Ladies and Gentlemen, one feature of this Congress has made a profound impression upon me, of which perhaps too little mention has been made: the cooperation and interest of the women. That was a splendid speech made the other day by Mabel Boardman; other women have spoken well, and others will. I assure you that there is no better omen of the success of this movement than this cooperation by women (applause). And I want to say right here, that whenever I am able to pay a tribute to the courage and the quality of women, I like to do it. It so happened that I was your first minister to Panama, in the days which tried men's souls—where I, as minister, frequently had to preside where three or four splendid boys, graduates from our colleges and high schools, were laid under the wet clay in one grave, all victims of yellow fever. When I went down there with General Davis, then Governor of the Canal Zone, there were some sixteen girls, nurses, picked from all over this country—I think one or two came from Saint Paul or Minneapolis—who had never seen yellow fever before, had never experienced the pestilential conditions faced in Panama when we were "blazing the way" for the present sanitary condition. Well, they came and took up their work; and in a short time the yellow fever spread until men were dying every day in increasing numbers, and both the boys and men came to us and begged that they might return to the United States—in the parlance of the canal work, they had "cold feet," and it was with the greatest difficulty that we were able to hold them there to perform the great task of making the zone sanitary as well as digging the canal that the oceans might be united; but when the yellow fever was conquered, General Davis and I discovered that during all that time of peril and death and threatened desertion, not one of those sixteen girls faltered or asked permission to leave her station of duty. (Great applause)
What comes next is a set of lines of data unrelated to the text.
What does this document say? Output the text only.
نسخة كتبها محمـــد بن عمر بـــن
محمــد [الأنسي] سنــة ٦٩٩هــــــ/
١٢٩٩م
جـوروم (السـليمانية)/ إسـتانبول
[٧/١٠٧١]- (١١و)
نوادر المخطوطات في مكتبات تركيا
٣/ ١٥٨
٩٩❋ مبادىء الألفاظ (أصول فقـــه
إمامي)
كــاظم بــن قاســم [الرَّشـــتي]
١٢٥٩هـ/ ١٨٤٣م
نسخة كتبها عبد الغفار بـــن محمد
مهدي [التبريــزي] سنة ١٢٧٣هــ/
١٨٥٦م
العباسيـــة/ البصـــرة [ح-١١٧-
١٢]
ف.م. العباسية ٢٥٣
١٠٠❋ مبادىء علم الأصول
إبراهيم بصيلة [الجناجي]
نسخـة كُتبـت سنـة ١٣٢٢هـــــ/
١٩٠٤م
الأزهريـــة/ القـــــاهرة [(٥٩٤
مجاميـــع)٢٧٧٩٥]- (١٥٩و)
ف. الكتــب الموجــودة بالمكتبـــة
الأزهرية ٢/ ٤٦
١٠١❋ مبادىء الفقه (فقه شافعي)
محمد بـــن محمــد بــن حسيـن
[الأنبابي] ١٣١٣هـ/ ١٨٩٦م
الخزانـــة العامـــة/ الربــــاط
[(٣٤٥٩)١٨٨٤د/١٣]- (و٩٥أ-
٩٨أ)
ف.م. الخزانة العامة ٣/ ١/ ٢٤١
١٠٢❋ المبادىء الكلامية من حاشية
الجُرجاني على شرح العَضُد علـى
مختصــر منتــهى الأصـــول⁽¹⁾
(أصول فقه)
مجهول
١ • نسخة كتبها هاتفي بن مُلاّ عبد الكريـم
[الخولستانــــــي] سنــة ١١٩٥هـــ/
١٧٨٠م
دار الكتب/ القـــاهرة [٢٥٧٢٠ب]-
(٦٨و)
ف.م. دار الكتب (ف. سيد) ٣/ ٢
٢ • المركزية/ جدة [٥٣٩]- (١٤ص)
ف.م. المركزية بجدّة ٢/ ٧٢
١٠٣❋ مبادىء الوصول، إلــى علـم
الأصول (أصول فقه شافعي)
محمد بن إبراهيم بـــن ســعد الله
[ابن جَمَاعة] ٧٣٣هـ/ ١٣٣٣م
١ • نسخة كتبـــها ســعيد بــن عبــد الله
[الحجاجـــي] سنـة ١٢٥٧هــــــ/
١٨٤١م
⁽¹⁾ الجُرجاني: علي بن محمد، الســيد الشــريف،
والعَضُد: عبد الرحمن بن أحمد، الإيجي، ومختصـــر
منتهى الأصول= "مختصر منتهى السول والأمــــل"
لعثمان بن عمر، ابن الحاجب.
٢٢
Ladies and Gentlemen, it is a pleasure today to be followed by a representative of the British government who is a credit to his government and to the great man whom he represents here, the Right Honorable James Bryce, British Ambassador (applause). There is nothing more splendid than the thought of the cooperation of this mighty country north of us, Canada, with her 4,000,000 square miles and her ambitious men and women with problems akin to ours; and it is both appropriate and flattering that the British Empire should have responded to the invitation and sent here a special representative of their Embassy (applause). We are to be congratulated on his attendance.
It seems to me that during the past three or four days I have heard the word "insurgent" used. Am I correct, Mr President?